Term paper assignment

Discuss the changing meaning of a particular local place, of which you have first-hand
knowledge, in the context of broader social and economic processes. Focus on a neighborhood,
street, square, or some other small scale place where you have lived or that you otherwise know
intimately. How has this place changed in recent years? Why? What is the role of “globalization”
or structural changes in the world economy? What sort of place-making efforts can you observe?
Can you identify conflicts between top-down placemaking and bottom-up placemaking, or
between other competing visions of the place?
Processes that often lead to conflict over the meaning of place, and that lend themselves to multiscale analysis include:
Gentrification — Wealthier residents moving into an older city neighborhood, causing housing
prices to rise and forcing poorer residents out.
Ethnic transition — The growth of one ethnic population in an area, at the expense of another.
Polarization — An increase of both wealth and poverty in a particular area.

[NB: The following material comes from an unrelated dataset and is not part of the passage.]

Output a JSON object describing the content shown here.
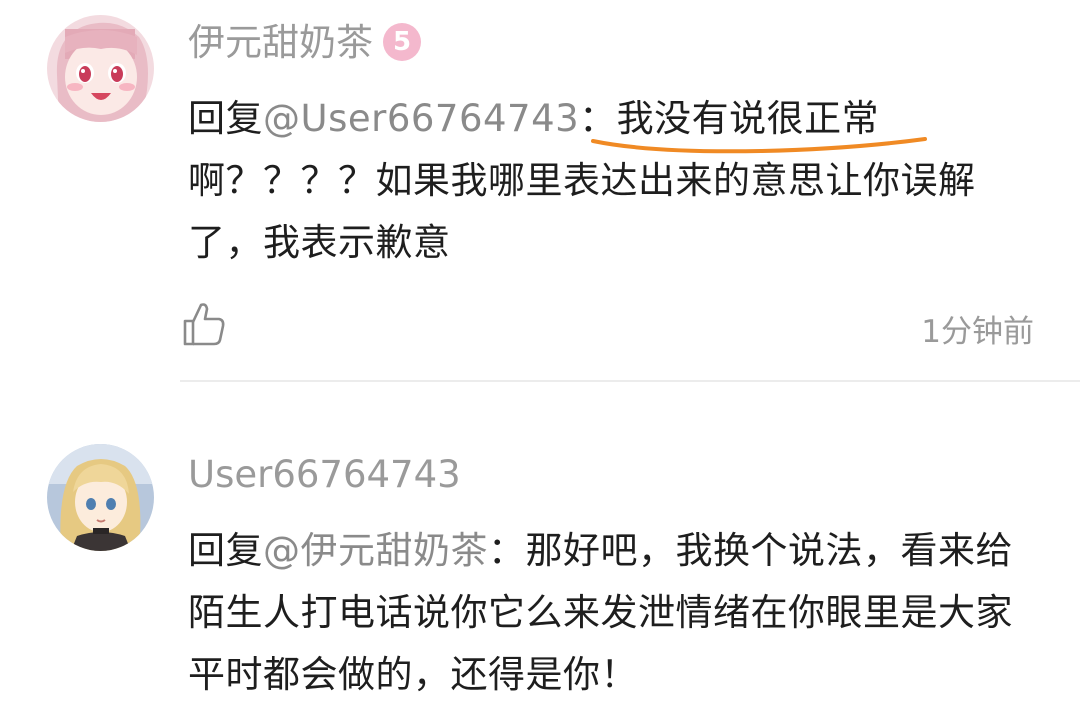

City marketing — Efforts by politicians and business leaders to promote a city or part of a city in
order to attract tourists, conferences, businesses, and wealthier residents.
Urban beautification — City marketing often involves physical changes to the city or parts of the
city as part of an effort to change the city’s image.
Post-industrial spaces — Areas where industry has declined are converted into leisure and
residential spaces.
Deindustrialization — The decline of industrial areas
Technopoles — The (usually government-sponsored) development of high-tech industries in
particular areas in an effort to improve the broader economy.
These are suggested issues meant to give you ideas for your topic. Your topic may include a
combination of these issues or none of them. Once you have identified a place where old
meanings are being challenged and new meanings are emerging, you can begin your research.
Find local history as background. City and borough web sites are very useful. Search local
newspapers for stories that provide background and stories that discuss recent changes. You may
be able to find information in history books. Concordia Library’s on-line databases provide full
text searches of newspaper and academic articles. Consult a librarian. Finally, conduct interviews
with local people. Two or three good interviews with friends and/or relatives will be fine for
most papers, but you might also consider interviewing others who have intimate knowledge of
your place. You may also provide information from your own experiences and observations.
Make sure to refer to relevant concepts and ideas from the coursepack and from lecture.
Engagement with the course material will be a key grading criterion.
1,500 words, double-spaced, proof-read and spell-checked. Paper topic due Feb 15. Final paper
due April 14 at the beginning of class. You may change your paper topic as the course
progresses, but no paper will be accepted without an approved topic.